Cell Biology and Neuroscience, Istituto Superiore di Sanita', Rome, Italy.
Blood Cells Mol Dis. 2011 Oct 15;47(3):182-97. doi: 10.1016/j.bcmd.2011.06.001. Epub 2011 Jul 20.
The number of erythroblasts generated ex-vivo under human-erythroid massive-amplification conditions by mononuclear cells from one unit of adult blood (10(10)) are insufficient for transfusion (10(12) red cells), emphasizing the need for studies to characterize cellular interactions during culture to increase erythroblast production. To identify the cell populations which generate erythroblasts under human-erythroid-massive-amplification conditions and the factors that limit proliferation, day 10 non-erythroblasts and immature- and mature-erythroblasts were separated by sorting, labelled with carboxyfluorescein-diacetate-succinimidyl-ester and re-cultured either under these conditions (for proliferation, maturation and/or apoptosis/autophagy determinations) or in semisolid media (for progenitor cell determination). Non-erythroblasts contained 54% of the progenitor cells but did not grow under human-erythroid-massive-amplification conditions. Immature-erythroblasts contained 25% of the progenitor cells and generated erythroblasts under human-erythroid-massive-amplification conditions (FI at 48 h=2.57±1.15). Mature-erythroblasts did not generate colonies and died in human-erythroid-massive-amplification conditions. In sequential sorting/re-culture experiments, immature-erythroblasts retained the ability to generate erythroblasts for 6 days and generated 2-5-fold more cells than the corresponding unfractionated population, suggesting that mature-erythroblasts may limit erythroblast expansion. In co-cultures of carboxyfluorescein-diacetate-succinimidyl-ester-labelled-immature-erythroblasts with mature-erythroblasts at increasing ratios, cell numbers did not increase and proliferation, maturation and apoptotic rates were unchanged. However, Acridine Orange staining (a marker for autophagic death) increased from ~3.2% in cultures with immature-erythroblasts alone to 14-22% in cultures of mature-erythroblasts with and without immature-erythroblasts. In conclusion, these data identify immature-erythroblasts as the cells that generate additional erythroblasts in human-erythroid-massive-amplification cultures and autophagy as the leading cause of death limiting the final cellular output of these cultures.

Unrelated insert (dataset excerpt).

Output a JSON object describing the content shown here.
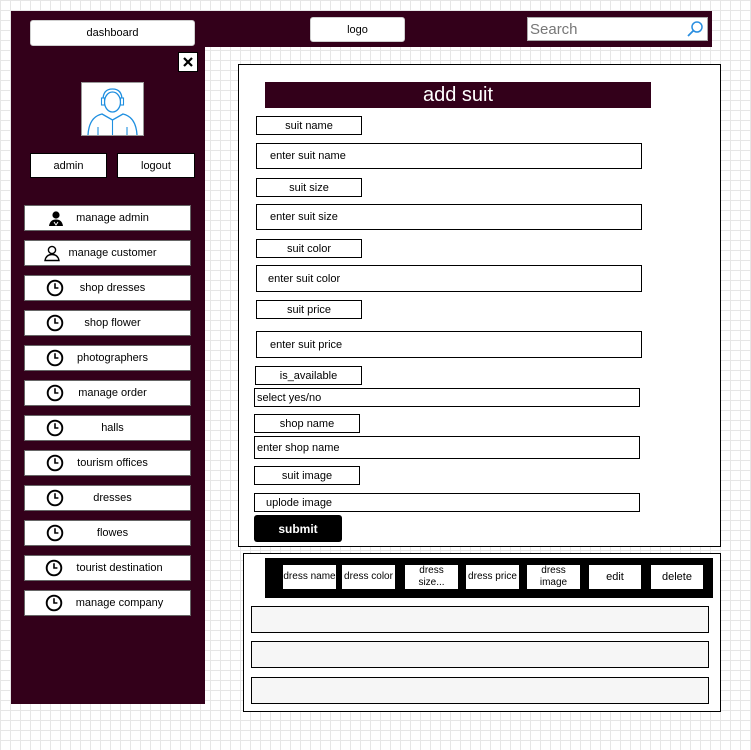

在人类红细胞大量扩增条件下,由单个成人血液单位(约 10(10))的单核细胞产生的红细胞数量不足以用于输血(约 10(12)个红细胞),这强调了需要研究在培养过程中表征细胞相互作用以增加红细胞生成的必要性。为了确定在人类红细胞大量扩增条件下产生红细胞的细胞群体以及限制增殖的因素,第 10 天的非红细胞、未成熟和成熟红细胞通过分选进行分离,用羧基荧光素二乙酸琥珀酰亚胺酯进行标记,并在这些条件下(用于增殖、成熟和/或凋亡/自噬测定)或在半固体培养基中(用于祖细胞测定)再培养。非红细胞含有 54%的祖细胞,但在人类红细胞大量扩增条件下不生长。未成熟红细胞含有 25%的祖细胞,并在人类红细胞大量扩增条件下产生红细胞(48 小时时的 FI 为 2.57±1.15)。成熟红细胞在人类红细胞大量扩增条件下不产生集落并死亡。在连续分选/再培养实验中,未成熟红细胞在 6 天内保留了产生红细胞的能力,并比相应的未分选群体产生 2-5 倍的细胞,这表明成熟红细胞可能限制红细胞的扩增。在未成熟红细胞与成熟红细胞以逐渐增加的比例共培养时,细胞数量没有增加,增殖、成熟和凋亡率没有变化。然而,吖啶橙染色(自噬死亡的标志物)从单独培养未成熟红细胞时的约 3.2%增加到有和没有未成熟红细胞的成熟红细胞共培养时的 14-22%。总之,这些数据表明,未成熟红细胞是在人类红细胞大量扩增培养中产生额外红细胞的细胞,自噬是限制这些培养物最终细胞产量的主要死亡原因。